6- hep öyleydik

642 65 26
                                    

İyi okumalar~~
________________________

"Ben çıkıyorum." diyerek içeri seslendim. Ayakkabılarımı giymeye uğraşıyordum. Annem benden de önce çıkmıştı ve evde yalnızca babam ve ben vardık. Kahvaltıyı beraber yapmıştık çünkü ondan daha fazla kaçamazdım. Her ne kadar tartışsak da beni üzse de bir zaman sonra içim yumuşuyordu. O da bana normalden daha yumuşak davranınca bütün sinirim uçup gitmişti.

"İyi dersler! Dikkatli ol." diye seslendi o da. Tamam diye seslendim ve kapıyı arkamdan kapattım. Saat sekiz buçuğu geçiyordu, okula giderken yolda Jisung'u ve Jeno'yu alacaktım. Birbirine en yakın oturan kişiler bizlerdik. Diğerleri okula genellikle otobüsle gelirdi ancak dönüşte illa ki beraber dönerdik. Lisemizin son yılında bu zamanların bizim için oldukça değerli olduğuna inanıyorduk. Bıkana kadar beraber takılıyorduk.

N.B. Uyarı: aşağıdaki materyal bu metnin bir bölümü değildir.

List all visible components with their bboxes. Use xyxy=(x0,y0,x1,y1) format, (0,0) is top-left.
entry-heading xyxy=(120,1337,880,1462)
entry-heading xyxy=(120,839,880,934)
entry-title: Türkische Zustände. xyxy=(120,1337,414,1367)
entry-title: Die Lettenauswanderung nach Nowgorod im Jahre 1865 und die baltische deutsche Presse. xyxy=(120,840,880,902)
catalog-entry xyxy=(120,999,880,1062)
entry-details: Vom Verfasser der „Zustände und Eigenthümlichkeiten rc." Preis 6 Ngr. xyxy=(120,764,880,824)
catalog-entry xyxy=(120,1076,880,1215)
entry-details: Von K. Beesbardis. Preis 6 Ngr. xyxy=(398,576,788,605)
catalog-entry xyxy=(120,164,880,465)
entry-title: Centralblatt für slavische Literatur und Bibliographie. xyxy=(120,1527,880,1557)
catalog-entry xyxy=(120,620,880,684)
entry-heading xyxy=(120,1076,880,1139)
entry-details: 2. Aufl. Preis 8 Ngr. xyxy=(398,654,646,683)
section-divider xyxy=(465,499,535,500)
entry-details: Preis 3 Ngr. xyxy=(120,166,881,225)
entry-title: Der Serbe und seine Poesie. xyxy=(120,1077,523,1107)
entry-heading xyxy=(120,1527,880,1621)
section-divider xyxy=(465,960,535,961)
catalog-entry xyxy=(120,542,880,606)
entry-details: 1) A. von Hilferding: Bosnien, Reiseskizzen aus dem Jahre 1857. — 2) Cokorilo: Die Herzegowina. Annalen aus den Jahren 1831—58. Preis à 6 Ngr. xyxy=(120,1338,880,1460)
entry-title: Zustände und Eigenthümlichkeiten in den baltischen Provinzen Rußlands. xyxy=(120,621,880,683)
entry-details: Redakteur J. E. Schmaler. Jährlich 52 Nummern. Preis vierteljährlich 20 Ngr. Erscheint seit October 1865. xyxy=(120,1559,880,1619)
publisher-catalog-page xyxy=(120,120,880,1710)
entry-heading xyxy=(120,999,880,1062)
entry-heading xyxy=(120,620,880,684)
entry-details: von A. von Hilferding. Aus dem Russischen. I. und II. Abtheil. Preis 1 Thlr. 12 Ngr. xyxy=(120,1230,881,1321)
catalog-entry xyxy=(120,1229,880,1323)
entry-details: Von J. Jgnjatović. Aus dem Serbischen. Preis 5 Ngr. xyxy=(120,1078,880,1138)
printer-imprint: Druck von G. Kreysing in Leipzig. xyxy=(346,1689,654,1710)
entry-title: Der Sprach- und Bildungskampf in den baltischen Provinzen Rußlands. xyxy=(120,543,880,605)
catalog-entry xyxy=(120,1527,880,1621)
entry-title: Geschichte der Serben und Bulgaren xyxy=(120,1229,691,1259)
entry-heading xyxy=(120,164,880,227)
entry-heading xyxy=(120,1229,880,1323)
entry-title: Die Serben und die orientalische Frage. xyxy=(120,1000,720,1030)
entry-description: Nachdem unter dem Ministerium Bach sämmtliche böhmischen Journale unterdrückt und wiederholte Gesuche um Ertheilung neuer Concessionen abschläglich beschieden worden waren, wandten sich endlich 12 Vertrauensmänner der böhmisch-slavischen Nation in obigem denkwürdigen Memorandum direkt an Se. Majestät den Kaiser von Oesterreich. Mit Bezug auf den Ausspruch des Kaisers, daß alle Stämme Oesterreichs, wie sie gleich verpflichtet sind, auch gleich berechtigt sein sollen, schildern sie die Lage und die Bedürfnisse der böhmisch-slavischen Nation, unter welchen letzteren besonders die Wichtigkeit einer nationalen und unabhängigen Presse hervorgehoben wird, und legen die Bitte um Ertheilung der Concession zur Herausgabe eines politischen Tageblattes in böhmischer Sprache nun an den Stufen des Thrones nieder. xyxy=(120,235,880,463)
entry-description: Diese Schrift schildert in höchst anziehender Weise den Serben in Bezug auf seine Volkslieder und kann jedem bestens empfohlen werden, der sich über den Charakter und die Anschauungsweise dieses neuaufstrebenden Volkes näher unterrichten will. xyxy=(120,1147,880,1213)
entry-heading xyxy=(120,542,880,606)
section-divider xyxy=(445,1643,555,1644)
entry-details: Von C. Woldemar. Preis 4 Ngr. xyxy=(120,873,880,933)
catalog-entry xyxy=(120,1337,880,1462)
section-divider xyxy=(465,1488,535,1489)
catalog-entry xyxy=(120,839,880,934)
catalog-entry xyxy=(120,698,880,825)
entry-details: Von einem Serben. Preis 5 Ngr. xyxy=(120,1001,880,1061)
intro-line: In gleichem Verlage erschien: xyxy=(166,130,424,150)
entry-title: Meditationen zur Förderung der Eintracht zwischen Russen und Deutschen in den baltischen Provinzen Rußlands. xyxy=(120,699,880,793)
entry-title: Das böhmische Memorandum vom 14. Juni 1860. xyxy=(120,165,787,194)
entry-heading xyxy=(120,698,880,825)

Yolda sallana sallana Jisung'un evine giderken cebimden telefonumu çıkardım. Geçen haftadan beri telefonumla normalden daha çok vakit geçiriyordum çünkü Sungchan ile mesajlaşıyorduk. Tanıştığımız gün o bakışmamızdan sonra pek ona doğru bakamamıştım çünkü çok utanmıştım. Gözlerimin içine bakmaktan hiç çekinmiyordu. Xiaojun hepimizi Sungchan ile tanıştırdıktan sonra benimle ilk konuşan o olmuştu. Masada biraz çaprazımda oturuyordu. Bana doğru hafifçe uzanmış ilgiyle bana sorular sorup bir sohbet başlatmıştı. Bense yeni gelin gibi bir tribe girmiştim. Utana sıkıla onunla konuşurken neyse ki sonradan kendime gelmiştim. Oturduğumuz süre boyunca çoğunlukla ikimiz konuşmuştuk, gerçekten çok eğlenceli biriydi. Güzel bir ses tonu vardı ve konuşurken ona bakmayı kesememiştim. Aslında daha az önce utanıyordum. En sonunda artık eve gitmek için kalkarken elini bana uzattı. "Tanıştığıma gerçekten çok memnun oldum, Donghyuck." dedi gülümseyerek. Güldüğümüz için yanakları kızarmıştı ve hafif dağılmış kumral saçlarıyla bana bakıyordu. Karşılık olarak elini sıktım ve kocaman gülümsedim. "Bende öyle, Sungchan." dedim.

Akşamında uzun bir süre ders çalıştıktan sonra yatmadan önce telefonumla oynamak istemiştim. Bildirimlerde ise Sungchan'ın istek attığını gördüm. Heyecanla profiline tıkladığımda yine çok yakışıklı olduğu profil resmi gözüme çarptı. Gülümseyerek takip isteğini kabul ettim ve bende ona istek gönderdim. İsteğimi dakikalar içinde kabul ettikten sonra bana mesaj atmıştı. İlk adımı atmaktan gerçekten çekinmiyordu, bu özelliğini sevmiştim.

O mesajdan sonra konuşmaya başlamıştık ve neredeyse bir haftadır konuşuyorduk. Çok uzun zamandır hayatıma yeni birini almamıştım ve yeni yeni birisini tanımak hoş bir duyguydu. Bu arkadaşlık ya da farklı anlamda bir şey de olabilirdi ama hissettiğim şeyler hoşuma gidiyordu. Sungchan bana iyi bir enerji veriyordu. Şimdi de bana kahvaltı yaparken attığı günaydın mesajına bakıyordum. Babam yanımda olduğu için cevap verememiştim; sofrada telefon yasaktı.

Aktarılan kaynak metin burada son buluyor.